It’s 3am in the morning and I’m walking home from the station. It’s about a twenty minute walk home, fifteen if I power walk and even less if I’m stupidly and obliviously immersed in my own world which consists of headphones,
some Childish Gambino and something that can only be described as dance walking?!? As each of my steps begin to represent a beat on the track, my awareness of the world around me starts to fade, so much so that the sudden tug of my elbow drop kicks my consciousness back into reality. Instinctively I hop back like one of those cat vs cucumber videos and find standing in front me is this tall black guy.
I’m an into girls kinda guy
Dude: whoa whoa I’m not going to hurt you.
He says like I was going to let him!?! I let down my guard and pull my somewhat overused headphones off my head.
Dude: Are you okay? You were walking funny.
No doubt he noticed my dance walk and thought I was trying to kill myself
Me: Oh? Nah I’m fine I was just vibing with my music.
Do people still say “vibe” my mind wonders
Dude: Ah okay… so… are you into guys or girls?
My eyes widen like a deer in headlights and I take two steps back, leaning away like he just offered me a piece of his half eaten tuna melt.

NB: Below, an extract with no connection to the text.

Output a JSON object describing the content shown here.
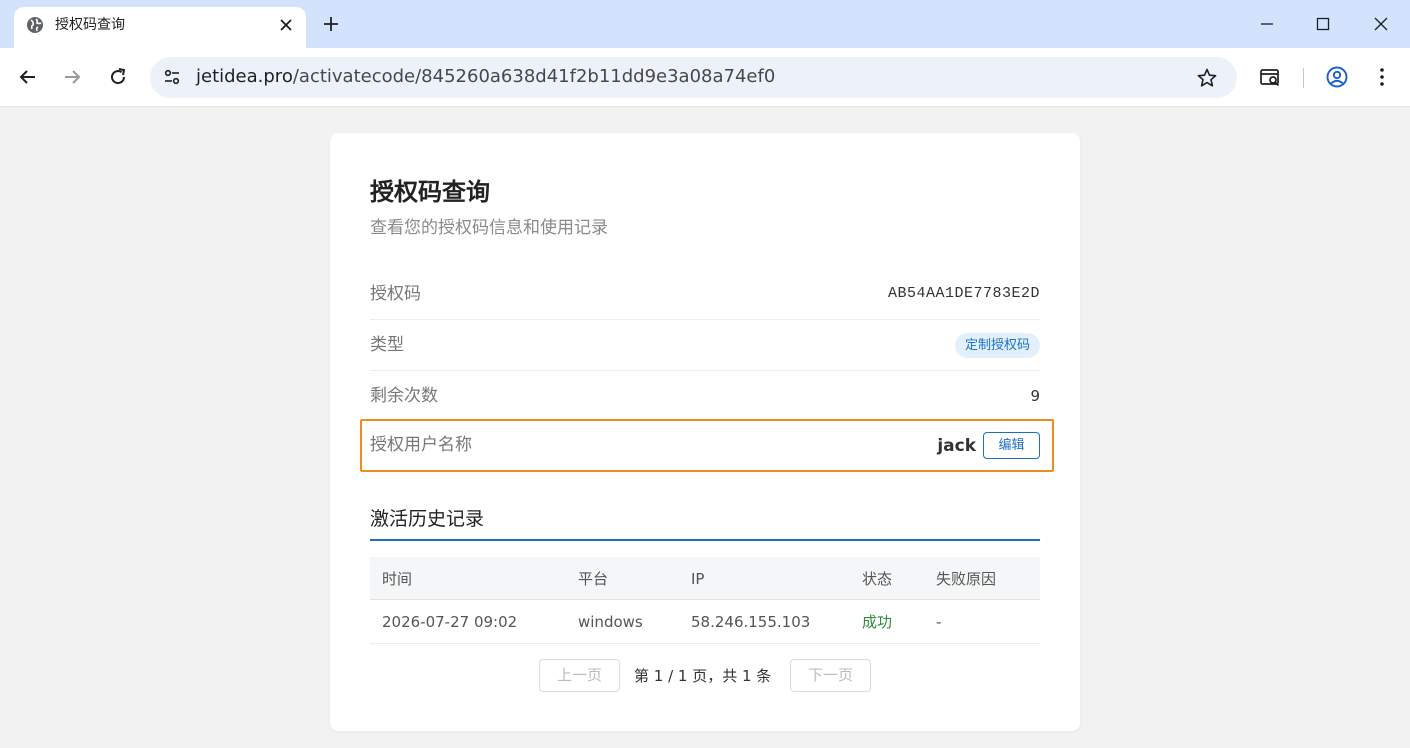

Me: I’m… I’m an into girls kind of guy.
Dude: oh okay no problem.
He turns round to walk away and suddenly a wave of guilt washes over me. This guy just went out his way to hit on me and my reaction was to treat him like he tried to shove Mormon literature down my throat.
Me: I’m flattered though!!
I yell like I’m trying to shake off the guilt clinging on to me like an unfamiliar smell.
The other side is weird
While completing the remainder of my trip I couldn’t help but break it down. Is this what women feel like when they get hit on by a guy they’re not remotely interested in, maybe just the awkwardness without the guilt, or is there a twinge of guilt? As someone who encourages strangers asking out strangers without middle man Tinder, I was a little disappointed in my reaction. Got a bit of an ego boost though.